ART | EXPO

Mia Istoria

10 Jan - 03 Mar 2015
Vernissage le 10 Jan 2015

Antoine Aguilar est un jeune artiste qui manipule l’histoire de l’art et la matière, en les prenant comme éléments constitutifs de ses expériences scientifiques. Il déconstruit le réel, en le morcelant et en le pixellisant. A travers ses œuvres, il construit des zones réceptrices vibrantes et des oscillations picturales lumineuses.

Antoine Aguilar
Mia Istoria

Antoine Aguilar est un jeune artiste qui manipule l’histoire de l’art et la matière comme éléments constitutifs de ses expériences scientifiques. Son laboratoire se construit à travers une attitude contestataire empruntant son potentiel énergétique à des mouvements artistiques des sixties, comme Fluxus, l’Arte Povera, le Pop Art, l’Art vidéo ou encore l’Art Conceptuel.

De l’un il gardera l’ironie, la provocation et la dérision, de l’autre la dialectique entre nature et présent, l’intérêt pour des objets ordinaires producteurs d’images et issus de la culture de masse ou encore la fascination dans la puissance de la représentation. De l’Art vidéo, il reprendra la matière électrique comme recherche d’une image écran reconnue comme langage binaire ou détournement technologique des machines employées.

Son rail de pensée s’articule autour d’un paradigme physique agité qui se construit dans la durée et la démesure. Il privilégie le processus, l’idée et la représentation.

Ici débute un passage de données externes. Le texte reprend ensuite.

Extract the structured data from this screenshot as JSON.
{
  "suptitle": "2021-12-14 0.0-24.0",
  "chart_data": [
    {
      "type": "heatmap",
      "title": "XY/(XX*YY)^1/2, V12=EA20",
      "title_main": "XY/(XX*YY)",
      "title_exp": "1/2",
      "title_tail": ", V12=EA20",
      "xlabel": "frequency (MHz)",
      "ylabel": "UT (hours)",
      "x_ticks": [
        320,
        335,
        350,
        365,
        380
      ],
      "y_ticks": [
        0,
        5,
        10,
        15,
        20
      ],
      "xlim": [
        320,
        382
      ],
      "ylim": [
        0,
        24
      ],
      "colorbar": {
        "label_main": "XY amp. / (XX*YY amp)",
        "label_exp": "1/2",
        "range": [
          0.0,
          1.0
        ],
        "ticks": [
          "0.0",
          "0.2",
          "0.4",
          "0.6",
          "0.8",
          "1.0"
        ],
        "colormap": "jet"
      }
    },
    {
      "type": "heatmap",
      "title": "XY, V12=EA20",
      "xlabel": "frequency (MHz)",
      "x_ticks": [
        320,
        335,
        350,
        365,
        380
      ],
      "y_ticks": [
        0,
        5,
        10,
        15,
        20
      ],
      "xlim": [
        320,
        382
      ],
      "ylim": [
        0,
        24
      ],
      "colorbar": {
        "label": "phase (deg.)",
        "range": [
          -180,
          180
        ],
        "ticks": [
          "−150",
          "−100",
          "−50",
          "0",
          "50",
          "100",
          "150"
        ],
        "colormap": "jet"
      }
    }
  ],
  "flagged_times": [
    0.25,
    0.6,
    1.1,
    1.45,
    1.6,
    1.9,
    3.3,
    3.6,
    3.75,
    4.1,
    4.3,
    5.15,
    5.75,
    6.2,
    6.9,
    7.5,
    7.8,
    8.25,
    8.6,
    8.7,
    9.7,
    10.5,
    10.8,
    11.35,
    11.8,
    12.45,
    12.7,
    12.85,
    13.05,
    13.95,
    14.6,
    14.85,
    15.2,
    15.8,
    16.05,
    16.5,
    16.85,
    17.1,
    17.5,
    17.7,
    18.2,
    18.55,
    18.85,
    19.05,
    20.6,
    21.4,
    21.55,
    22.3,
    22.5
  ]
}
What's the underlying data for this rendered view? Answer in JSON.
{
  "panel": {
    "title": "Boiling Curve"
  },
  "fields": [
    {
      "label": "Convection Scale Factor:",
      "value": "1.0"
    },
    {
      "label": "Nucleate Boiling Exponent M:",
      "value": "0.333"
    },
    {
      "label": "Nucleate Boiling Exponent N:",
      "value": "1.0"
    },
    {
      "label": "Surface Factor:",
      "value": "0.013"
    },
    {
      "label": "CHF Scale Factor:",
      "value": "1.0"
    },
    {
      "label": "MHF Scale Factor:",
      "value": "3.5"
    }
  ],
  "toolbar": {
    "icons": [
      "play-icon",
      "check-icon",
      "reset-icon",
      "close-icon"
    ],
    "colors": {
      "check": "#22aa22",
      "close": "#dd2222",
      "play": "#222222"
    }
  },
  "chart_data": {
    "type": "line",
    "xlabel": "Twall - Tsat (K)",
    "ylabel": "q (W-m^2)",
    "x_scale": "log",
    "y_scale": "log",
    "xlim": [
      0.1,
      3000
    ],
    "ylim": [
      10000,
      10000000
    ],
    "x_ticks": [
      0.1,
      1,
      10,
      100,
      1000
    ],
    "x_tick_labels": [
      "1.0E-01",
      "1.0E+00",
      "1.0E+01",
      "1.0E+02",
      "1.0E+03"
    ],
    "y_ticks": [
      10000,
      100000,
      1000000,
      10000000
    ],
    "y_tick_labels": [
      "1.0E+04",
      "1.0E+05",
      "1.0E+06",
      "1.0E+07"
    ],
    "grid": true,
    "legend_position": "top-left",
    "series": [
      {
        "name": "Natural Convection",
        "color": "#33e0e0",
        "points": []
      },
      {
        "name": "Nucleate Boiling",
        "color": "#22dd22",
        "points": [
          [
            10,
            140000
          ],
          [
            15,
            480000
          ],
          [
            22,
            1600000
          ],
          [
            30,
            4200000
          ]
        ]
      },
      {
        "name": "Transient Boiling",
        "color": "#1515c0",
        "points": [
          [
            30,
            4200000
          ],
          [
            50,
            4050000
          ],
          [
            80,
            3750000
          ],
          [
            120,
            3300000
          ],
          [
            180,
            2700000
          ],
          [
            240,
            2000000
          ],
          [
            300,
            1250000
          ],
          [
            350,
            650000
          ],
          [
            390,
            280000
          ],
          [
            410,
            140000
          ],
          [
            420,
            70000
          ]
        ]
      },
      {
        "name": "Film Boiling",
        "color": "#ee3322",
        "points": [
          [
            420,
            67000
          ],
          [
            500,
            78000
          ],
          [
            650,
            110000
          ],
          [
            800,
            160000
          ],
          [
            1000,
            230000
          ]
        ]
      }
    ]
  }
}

S’il réalise des milliards de confettis de toutes les couleurs de manière artisanale, pendant plus d’une année, comme la performance d’un athlète de haut niveau, c’est pour mieux partager le jour venu, l’excitation procurée par cette attitude et pouvoir hurler «Yes, I did it».

A travers sa production plastique, se développe à la fois un effet «boule de neige», un enchaînement d’émotions et de temps vécu. A travers cette entreprise tout comme Meteor, 2005, (mandala-paillasson monumental) il déconstruit le réel, en le morcelant et en le pixellisant; il construit des zones réceptrices vibrantes, des oscillations picturales lumineuses, résurrections d’images historiques. C’est une nouvelle cosmogonie qu’il nous livre, de la poussière d’étoiles, une cartographie de l’irréel dans laquelle chacun peut s’immerger et se projeter.

Avec Avalanche, 2007, Electrical Landscape et Shifting Sands, 2008, Antoine Aguilar dessine des espaces éphémères et éclatés, il dispose de la lumière comme une matrice générant un sens de circulation à la fois physique et mental. Utilisant le fonctionnement des bons vieux tubes cathodiques du siècle dernier, il travaille de manière artisanale à faire exploser les images et à libérer leurs flux en mouvement et sous tension. Les paysages qu’il crée sont autant de zones de brouillages abyssales dans lesquelles on se perd inexorablement.

En véritable électron libre, le diable dans les bretelles, il glisse, zappe et rebondit d’un spot à un autre générant un travail prolifique et dense. Il privilégie la possibilité de moduler des combinatoires théoriques et esthétiques; il crée les décharges électriques qui nous transportent dans un environnement spatial ambigu et parallèle, un kaléidoscope vertigineux, un Big Bang in progress.